Fortunately, the Supreme Court appears to have put a stop to some of this insanity in two recent cases (United States v. Lopez and United States v. Morrison) and ruled that Congress cannot declare everything economic and then regulate it. In Lopez, the Supreme Court held that the federal government did not have power under the Commerce Clause to outlaw guns in school zones. It's not that the Supreme Court was in favor of guns in schools; it's just that it's a simple non-economic criminal matter for the states to handle. But--the government's lawyers pleaded--if you allow guns into one school in Texas, that can affect the way students there behave; and if those students don't behave well, they won't perform well academically; and if they don't perform well academically, they won't get good enough jobs; and that in the long run, repeated thousands of times, will affect interstate commerce. A simple crime by a dumb teenager has been transformed (by crafty lawyers) into an assault on the economic foundations of America.

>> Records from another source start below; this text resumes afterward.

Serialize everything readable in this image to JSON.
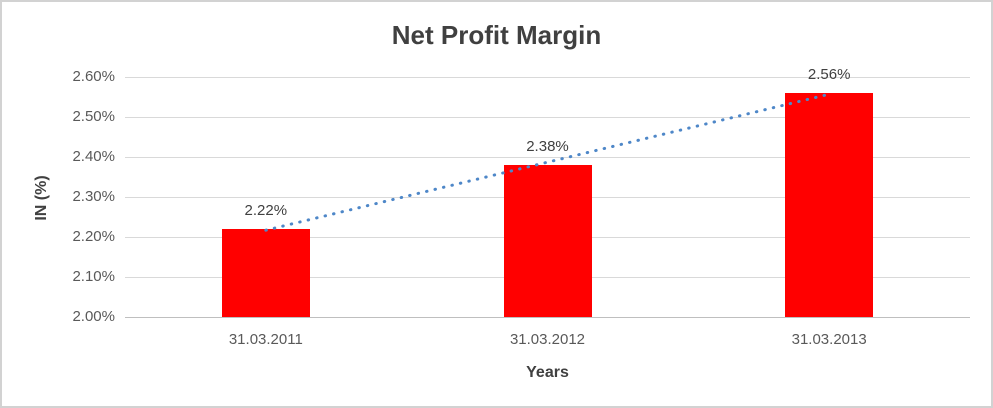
{
  "chart_data": {
    "type": "bar",
    "title": "Net Profit Margin",
    "xlabel": "Years",
    "ylabel": "IN (%)",
    "categories": [
      "31.03.2011",
      "31.03.2012",
      "31.03.2013"
    ],
    "values": [
      2.22,
      2.38,
      2.56
    ],
    "data_labels": [
      "2.22%",
      "2.38%",
      "2.56%"
    ],
    "ylim": [
      2.0,
      2.6
    ],
    "y_ticks": [
      {
        "value": 2.6,
        "label": "2.60%"
      },
      {
        "value": 2.5,
        "label": "2.50%"
      },
      {
        "value": 2.4,
        "label": "2.40%"
      },
      {
        "value": 2.3,
        "label": "2.30%"
      },
      {
        "value": 2.2,
        "label": "2.20%"
      },
      {
        "value": 2.1,
        "label": "2.10%"
      },
      {
        "value": 2.0,
        "label": "2.00%"
      }
    ],
    "grid": true,
    "legend": false,
    "bar_color": "#ff0000",
    "trendline": {
      "style": "dotted",
      "color": "#4e87c8",
      "start_value": 2.217,
      "end_value": 2.557
    },
    "colors": {
      "gridline": "#d9d9d9",
      "axis_line": "#bfbfbf",
      "title_text": "#404040",
      "tick_text": "#595959",
      "border": "#d2d2d2"
    }
  }
}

But, how did we get to the point where many of the brightest people in the land think that carrying a gun in a school is an economic activity? It's more than just a devious tactic employed by lawyers to win cases. On the contrary, it has been theoretically justified by many thinkers, and reflects the course of society in the last 250 years. At first blush, it may remind you of Karl Marx's economic determinism. But this idea has also been advanced by at least one leading contemporary legal scholar, who is usually (though, in my opinion, mistakenly) considered a free market zealot. Judge Richard Posner, the maven of the Law and Economics movement, has defined crime in purely economic terms as the "coercive transfer of either wealth or utility from victim to wrongdoer." The word "utility" is telling. It should remind you of the theory of utilitarianism, first systematically articulated and named by Jeremy Bentham and John Stuart Mill. What Posner (and many modern libertarians) have contributed to Bentham's and Mill's theories is an emphasis on modern economic analysis as a way of determining the "aggregate social value" of an activity. Economics no longer examines individual choices, but arrogates to itself the right to judge everything in society.
So, is there anything that's not economic in nature? Can we prove the utilitarians wrong? I think many readers of this post (if indeed there are many readers of this post) would automatically name examples of non-economic activities such as art or love. And they would of course be right. But, what about blogging? As one cynical website explains blogging: "Never before have so many people with so little to say said so much to so few." Doesn't that prove that blogging has no real utility, and therefore isn't economic in nature?
I think that we here at the Guild Review should transform this cynical witticism into a joyful affirmation of blogging, and of non-economic activity in general. We do it because it's useless--we do it because it's not economic!